La salle « Soutenir les artistes décorateurs » confronte ainsi dans une pièce polygonale plusieurs œuvres, pour la plupart issues de commandes du Mobilier National en pleine Seconde Guerre Mondiale : on se souvient d’un superbe bureau en bois plaqué de palmier d’Eugène Printz (1943) ou encore un précieux cabinet en palissandre des Indes et sycomore orné des signes du Zodiaque par André Devèche, Noël Brunet et Marcel Mergier (1944). Le pavillon de chasse de Marly réinventé par Vincent Darré -sol en damier, larges baies peintes et murs verts- retrouve un ensemble de mobilier de Gilbert Poillerat, notamment les si charmantes chaises Messidor en fer forgé tapissées par la manufacture de Beauvais sur un dessin du décorateur Jacques Fillacier (1949). La salle de bains présidentielle période Auriol surprend avec l’ensemble de toilette (coiffeuse, chaise, porte-serviette-tapis) par Colette Gueden tout en métal et reflets de miroir (1946).
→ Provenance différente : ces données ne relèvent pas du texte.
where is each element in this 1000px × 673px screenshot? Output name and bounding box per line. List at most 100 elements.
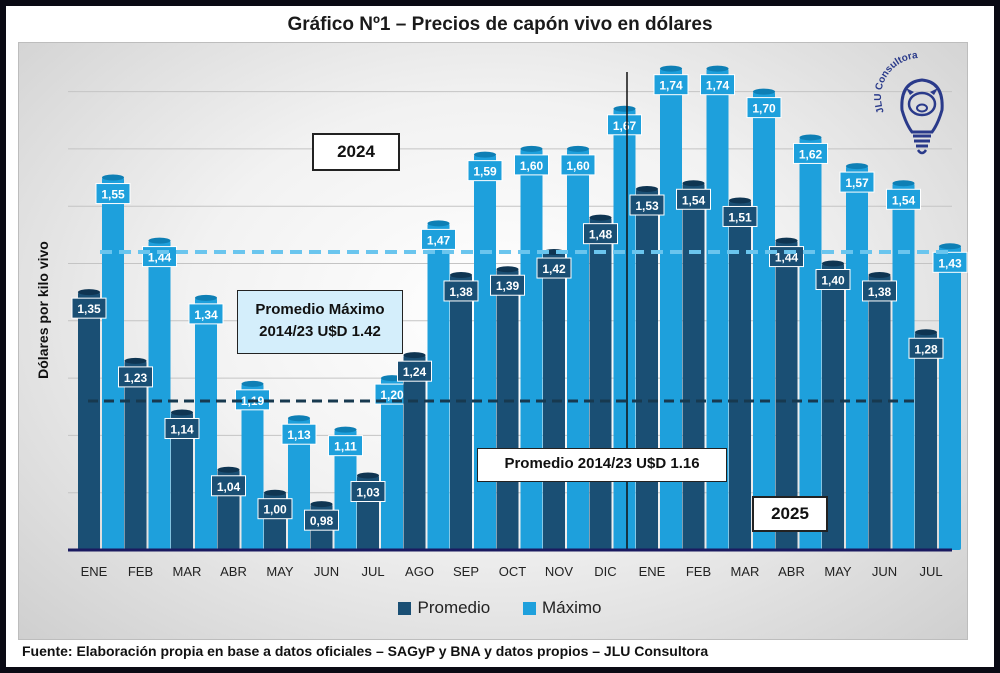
data-label-promedio: 1,24 xyxy=(403,365,427,379)
data-label-maximo: 1,20 xyxy=(380,388,404,402)
data-label-promedio: 1,42 xyxy=(542,262,566,276)
data-label-maximo: 1,74 xyxy=(659,79,683,93)
bar-maximo xyxy=(520,148,543,550)
bar-promedio xyxy=(868,274,891,550)
bar-cap-maximo xyxy=(102,174,124,181)
chart-title: Gráfico Nº1 – Precios de capón vivo en d… xyxy=(287,14,713,35)
data-label-maximo: 1,60 xyxy=(520,159,544,173)
bar-promedio xyxy=(589,217,612,550)
data-label-bg-promedio xyxy=(350,481,386,503)
data-label-bg-maximo xyxy=(607,114,642,136)
bar-promedio xyxy=(403,355,426,550)
bar-cap-maximo xyxy=(520,145,543,152)
data-label-promedio: 1,04 xyxy=(217,480,241,494)
x-tick-label: JUL xyxy=(361,564,384,579)
avg-annotation: Promedio 2014/23 U$D 1.16 xyxy=(477,448,727,482)
data-label-bg-maximo xyxy=(886,188,921,210)
x-tick-label: MAY xyxy=(266,564,294,579)
x-tick-label: JUN xyxy=(314,564,339,579)
bar-maximo xyxy=(706,68,729,551)
bar-cap-maximo xyxy=(799,134,822,141)
legend-swatch-maximo xyxy=(522,601,536,615)
bar-maximo xyxy=(474,154,496,550)
bar-promedio xyxy=(775,240,798,550)
bar-cap-maximo xyxy=(567,145,589,152)
data-label-promedio: 1,00 xyxy=(263,503,287,517)
data-label-promedio: 1,38 xyxy=(868,285,892,299)
data-label-bg-promedio xyxy=(397,360,432,382)
data-label-bg-maximo xyxy=(188,303,224,325)
data-label-bg-maximo xyxy=(467,160,503,182)
bar-promedio xyxy=(124,360,147,550)
data-label-maximo: 1,60 xyxy=(566,159,590,173)
x-tick-label: MAR xyxy=(173,564,202,579)
data-label-promedio: 1,03 xyxy=(356,486,380,500)
bar-cap-promedio xyxy=(264,489,286,496)
source-note: Fuente: Elaboración propia en base a dat… xyxy=(22,643,709,659)
bar-cap-maximo xyxy=(846,163,868,170)
bar-cap-maximo xyxy=(195,294,217,301)
bar-cap-promedio xyxy=(729,197,751,204)
legend-label-promedio: Promedio xyxy=(417,598,491,617)
data-label-promedio: 1,38 xyxy=(449,285,473,299)
bar-cap-maximo xyxy=(241,380,264,387)
data-label-bg-maximo xyxy=(328,435,363,457)
legend-item-promedio: Promedio xyxy=(398,598,490,618)
x-tick-label: FEB xyxy=(686,564,711,579)
bar-maximo xyxy=(334,429,357,550)
data-label-maximo: 1,70 xyxy=(752,102,776,116)
bar-cap-maximo xyxy=(706,65,729,72)
data-label-promedio: 1,23 xyxy=(124,371,148,385)
bar-cap-maximo xyxy=(288,415,310,422)
data-label-bg-promedio xyxy=(490,274,525,296)
bar-cap-promedio xyxy=(171,409,193,416)
bar-maximo xyxy=(102,177,124,551)
data-label-bg-promedio xyxy=(583,223,618,245)
data-label-bg-maximo xyxy=(560,154,596,176)
bar-maximo xyxy=(148,240,171,550)
bar-maximo xyxy=(939,246,961,550)
bar-cap-promedio xyxy=(357,472,379,479)
bar-cap-maximo xyxy=(613,105,636,112)
bar-promedio xyxy=(636,189,658,550)
data-label-maximo: 1,34 xyxy=(194,308,218,322)
bar-cap-promedio xyxy=(78,289,100,296)
bar-cap-maximo xyxy=(939,243,961,250)
bar-promedio xyxy=(822,263,844,550)
legend-item-maximo: Máximo xyxy=(522,598,602,618)
bar-cap-promedio xyxy=(450,271,472,278)
data-label-bg-promedio xyxy=(71,297,107,319)
bar-cap-promedio xyxy=(915,329,937,336)
bar-maximo xyxy=(427,223,450,550)
data-label-maximo: 1,44 xyxy=(148,251,172,265)
x-tick-label: SEP xyxy=(453,564,479,579)
avg-max-annotation: Promedio Máximo 2014/23 U$D 1.42 xyxy=(237,290,403,354)
data-label-maximo: 1,74 xyxy=(706,79,730,93)
x-tick-label: MAY xyxy=(824,564,852,579)
bar-cap-maximo xyxy=(474,151,496,158)
data-label-maximo: 1,43 xyxy=(938,256,962,270)
bar-cap-promedio xyxy=(310,501,333,508)
bar-cap-promedio xyxy=(775,237,798,244)
data-label-bg-promedio xyxy=(304,509,339,531)
data-label-bg-promedio xyxy=(629,194,665,216)
bar-promedio xyxy=(729,200,751,550)
data-label-bg-promedio xyxy=(211,475,246,497)
bar-cap-promedio xyxy=(589,214,612,221)
data-label-bg-promedio xyxy=(862,280,897,302)
bar-cap-maximo xyxy=(427,220,450,227)
bar-cap-maximo xyxy=(753,88,775,95)
data-label-bg-promedio xyxy=(722,205,758,227)
data-label-bg-promedio xyxy=(443,280,479,302)
data-label-bg-maximo xyxy=(839,171,875,193)
bar-promedio xyxy=(915,332,937,550)
y-axis-title: Dólares por kilo vivo xyxy=(35,241,51,379)
data-label-promedio: 1,51 xyxy=(728,210,752,224)
bar-promedio xyxy=(78,292,100,550)
data-label-bg-promedio xyxy=(164,417,200,439)
data-label-promedio: 1,53 xyxy=(635,199,659,213)
bar-maximo xyxy=(799,137,822,550)
bar-promedio xyxy=(450,274,472,550)
data-label-promedio: 1,28 xyxy=(914,342,938,356)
De découvertes, si vous êtes connaisseur aguerri, vous ne ferez pas. Mais l’exposition plutôt didactique, articulée décennie par décennie autour des plus grands noms des intérieurs officiels français, permet tout de même de mettre en lumière quelques oubliés du grand public et même d’autres redécouvertes de talents, comme Jeanne Dinet-Rollince, attribution récupérée par certains luminaires après des recherches approfondies. « C’est tout un art de vivre que nous avons essayé de retranscrire, plaide Vincent Darré. Nous avons voulu rendre hommage aux métiers d’ensembliers et de décorateurs, les ancêtres des designers et de démontrer ainsi que le Mobilier National était bien avant-gardiste, passant officiellement commande, comme il le fait d’ailleurs toujours, à de jeunes talents. » Et Hervé Lemoine de renchérir « la décoration est un anti-dépresseur ! »
Quel bonheur, en effet, de croiser les beaux noms d’André Arbus, de René Prou, de Gilbert Poillerat, de Maurice Dufrène, Louis Süe ou encore d’André Groult au fil des intérieurs recréés de l’exposition. On trouvera même quelques réponses contemporaines aux aînés, comme un panneau de marqueterie de paille par la célèbre Lison de Caunes dont les ateliers œuvrent aux plus grands chantiers depuis Paris.
Exposition Le Chic ! Arts décoratifs et mobilier français de 1930 à 1960.
Jusqu’au 29 janvier 2023 au Mobilier National, à la Galerie des Gobelins, Paris.